In other words, those are real scientists and educators. People with qualifications. And experience!
What did the BCSE do when receiving a communique from them? Did they say - "Look - you've made a mistake. We know what our name says - but not one of us has actually ever stood up in a science classroom. None of us is a practising scientist, and none of us have ever been a scientific educator of any kind. We're just a group of IT workers, consultants and businessmen. We can't really respond to your consultation papers, because we're completely unqualified to make statements about the future direction of A-Level science subjects." Did they just quietly ignore it?
The BCSE's Response
No, they didn't. Here's the remainder of Mr. Brass's note:
The BCSE has submitted a comments report as requested and welcomes this opportunity to have a positive input into the development of the above curricula.

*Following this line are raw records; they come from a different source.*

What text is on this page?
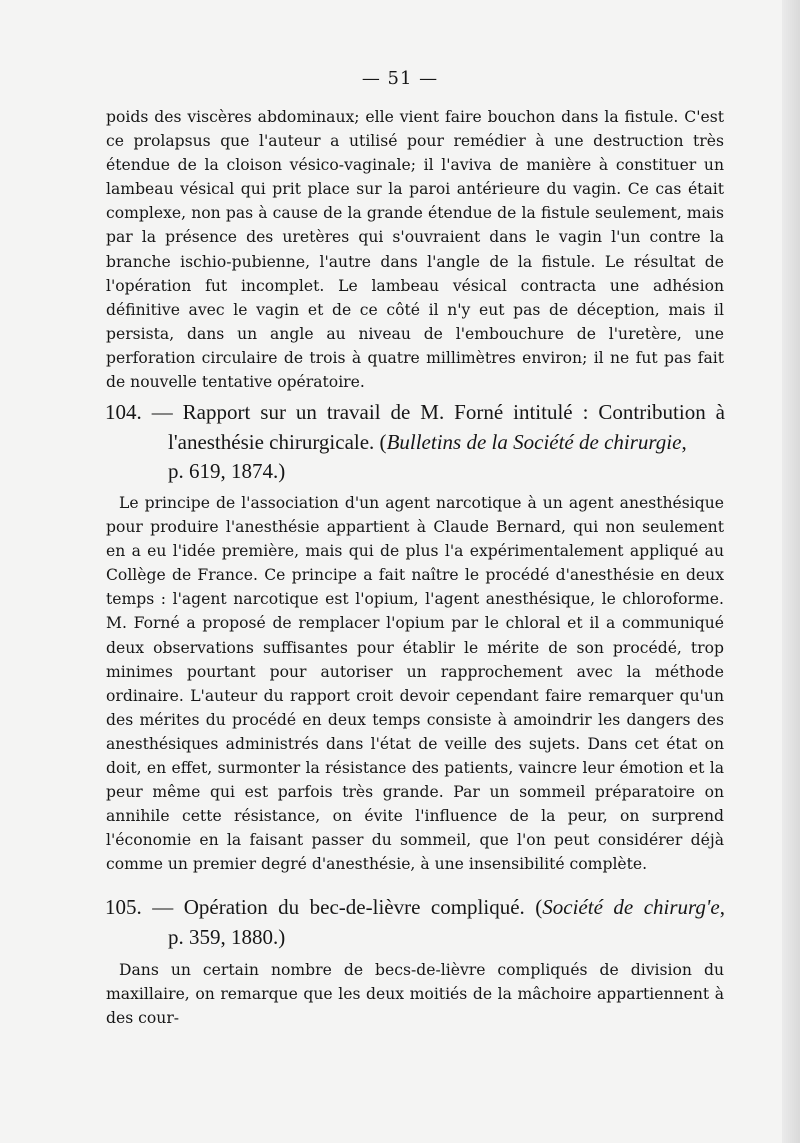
— 51 —

poids des viscères abdominaux; elle vient faire bouchon dans la fistule. C'est ce prolapsus que l'auteur a utilisé pour remédier à une destruction très étendue de la cloison vésico-vaginale; il l'aviva de manière à constituer un lambeau vésical qui prit place sur la paroi antérieure du vagin. Ce cas était complexe, non pas à cause de la grande étendue de la fistule seulement, mais par la présence des uretères qui s'ouvraient dans le vagin l'un contre la branche ischio-pubienne, l'autre dans l'angle de la fistule. Le résultat de l'opération fut incomplet. Le lambeau vésical contracta une adhésion définitive avec le vagin et de ce côté il n'y eut pas de déception, mais il persista, dans un angle au niveau de l'embouchure de l'uretère, une perforation circulaire de trois à quatre millimètres environ; il ne fut pas fait de nouvelle tentative opératoire.

104. — Rapport sur un travail de M. Forné intitulé : Contribution à
l'anesthésie chirurgicale. (Bulletins de la Société de chirurgie,
p. 619, 1874.)

Le principe de l'association d'un agent narcotique à un agent anesthésique pour produire l'anesthésie appartient à Claude Bernard, qui non seulement en a eu l'idée première, mais qui de plus l'a expérimentalement appliqué au Collège de France. Ce principe a fait naître le procédé d'anesthésie en deux temps : l'agent narcotique est l'opium, l'agent anesthésique, le chloroforme. M. Forné a proposé de remplacer l'opium par le chloral et il a communiqué deux observations suffisantes pour établir le mérite de son procédé, trop minimes pourtant pour autoriser un rapprochement avec la méthode ordinaire. L'auteur du rapport croit devoir cependant faire remarquer qu'un des mérites du procédé en deux temps consiste à amoindrir les dangers des anesthésiques administrés dans l'état de veille des sujets. Dans cet état on doit, en effet, surmonter la résistance des patients, vaincre leur émotion et la peur même qui est parfois très grande. Par un sommeil préparatoire on annihile cette résistance, on évite l'influence de la peur, on surprend l'économie en la faisant passer du sommeil, que l'on peut considérer déjà comme un premier degré d'anesthésie, à une insensibilité complète.

105. — Opération du bec-de-lièvre compliqué. (Société de chirurg'e,
p. 359, 1880.)

Dans un certain nombre de becs-de-lièvre compliqués de division du maxillaire, on remarque que les deux moitiés de la mâchoire appartiennent à des cour-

http://www.bcseweb.org.uk/forum/viewtopic.php?p=6490#6490
That's right. The BCSE didn't put the National Learning Centre right. They didn't even quietly bin the request and have a chuckle that the fellow who used the Internet to gather a few names and addresses but didn't read enough of the BCSE website to spot what kind of organisation it was. No - they actually had the brass neck to reply(*). And then they put up a notice in their public forum to tell everyone!
If that's not a brass neck... just what is?
I have no way of knowing what the BCSE put in their response. It would surely make interesting reading!
One thing is now clear. The BCSE's reality blindness is not just a little thing. It's gone nuclear. They now believe their own propaganda, and act in accordance with it. Not only do they want you to believe that they are a voice of authority - they have begun believing it themselves. And they are apparently willing even to deceive a list of bodies that reads like the "Who's Who" of real science education in the UK, in the pursuit of their goals.
The BCSE. You couldn't make it up.
David Anderson
(*) I'm not sure if the pun was intended, or if the word was just floating around in my head...
Non-anonymous factual corrections welcomed by e-mail. Comments are moderated - please read my comments policy.
1 comment:
Richard Dawkins erroneously thinks that a commitment to philosophical naturalism is required in anyone who would call himself a scientist. The BCSE seems to be going one step further: they seem to think that this commitment is all that is required.